The Myanmar coastal rain forests is a tropical moist broadleaf forest ecoregion on Mainland Southeast Asia. The ecoregion occupies Myanmar's coastal lowlands along the Andaman Sea and the Bay of Bengal.

==Geography==
The Myanmar coastal rain forests occupies the coastal lowlands of Myanmar. It extends from the Naf River, which forms the border between Bangladesh and Myanmar, along the Rakhine coast. It also occupies the lower basins of the Irrawaddy and Sittaung rivers, and the coastal lowlands of Mon State and Tanintharyi Region along the Andaman Sea. In Rakhine it is bounded on the east by the Mizoram–Manipur–Kachin rain forests, which occupy the lower slopes of the Arakan Mountains. In the Irrawaddy and Sittaung basins, the Irrawaddy moist deciduous forests lie inland to the north, while the Irrawaddy freshwater swamp forests occupy the wide Irrawaddy Delta to the south. Further east, the Kayah–Karen montane rain forests and Tenasserim–South Thailand semi-evergreen rain forests cover the eastern mountains, and another enclave of the Irrawaddy moist deciduous forests lies in the lower Salween basin. The Myanmar Coast mangroves fringe the coast and river estuaries.

==Climate==
The climate is humid and tropical. Rainfall is highest during the summer, when Southwest monsoon brings moisture-laden air from the Bay of Bengal.

==Flora==
The forests are mostly made up of evergreen trees, or semi-evergreen trees which drop some of their leaves during the dry season. Dipterocarps are the predominant trees, and common dipterocarps include Dipterocarpus alatus, D. turbinatus, D. obtusifolius, Anisoptera glabra, Hopea odorata, and Parashorea stellata. Other trees include Swintonia floribunda, Pentace burmanica, Lagerstroemia calyculata, L. floribunda, and L. speciosa. Understory plants include Calamus palms and the creeping bamboo Neohouzeaua helferi.

==Fauna==
Large mammals in the ecoregion include tiger (Panthera tigris), Asian elephant (Elephas maximus), Malayan tapir (Tapirus indicus), dhole (Cuon alpinus), sun bear (Ursus malayanus), clouded leopard (Pardofelis nebulosa), leopard (Panthera pardus), Asian golden cat (Catopuma temmincki), and gaur (Bos gaurus). Habitat loss and poaching have made large mammals scarce. The Sumatran rhinoceros (Dicerorhinus sumatrensis) was once native to the ecoregion, but Myanmar's last rhinoceros was killed in 1984.

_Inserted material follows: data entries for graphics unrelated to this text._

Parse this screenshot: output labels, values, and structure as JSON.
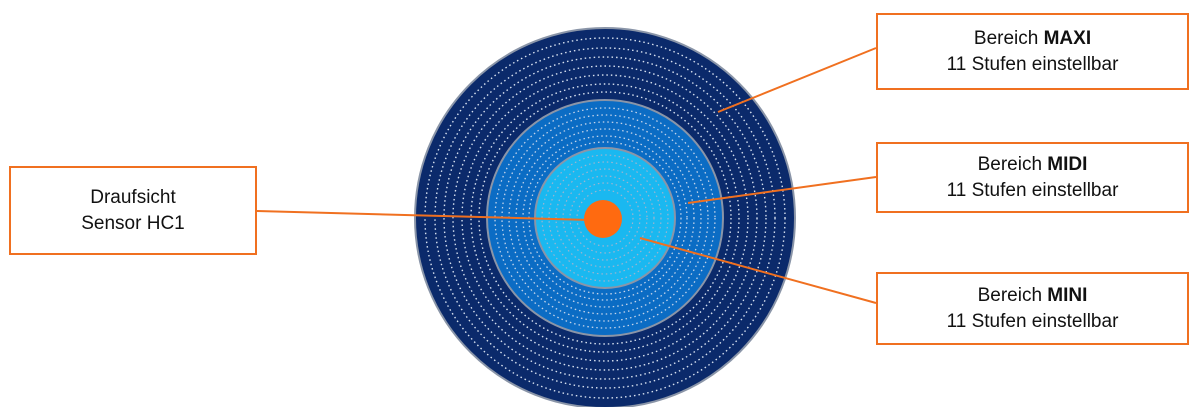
{
  "labels": {
    "sensor": {
      "line1": "Draufsicht",
      "line2": "Sensor HC1"
    },
    "maxi": {
      "prefix": "Bereich ",
      "name": "MAXI",
      "line2": "11 Stufen einstellbar"
    },
    "midi": {
      "prefix": "Bereich ",
      "name": "MIDI",
      "line2": "11 Stufen einstellbar"
    },
    "mini": {
      "prefix": "Bereich ",
      "name": "MINI",
      "line2": "11 Stufen einstellbar"
    }
  },
  "colors": {
    "maxi_zone": "#0b2a6b",
    "midi_zone": "#0b6cc4",
    "mini_zone": "#1ab8f0",
    "sensor": "#ff6a10",
    "leader": "#f07020",
    "zone_border": "#8a95a8",
    "dotted_rings": "#d8e2f0"
  }
}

The Burma pipistrelle (Hypsugo lophurus) is an endemic bat, and the disc-footed bat (Eudiscopus denticulus) is a near-endemic.

Over 350 species of birds live in the ecoregion.

== Protected areas ==
A 2017 assessment found that 3,534 km², or 6%, of the ecoregion is in protected areas. About half the unprotected area is still forested.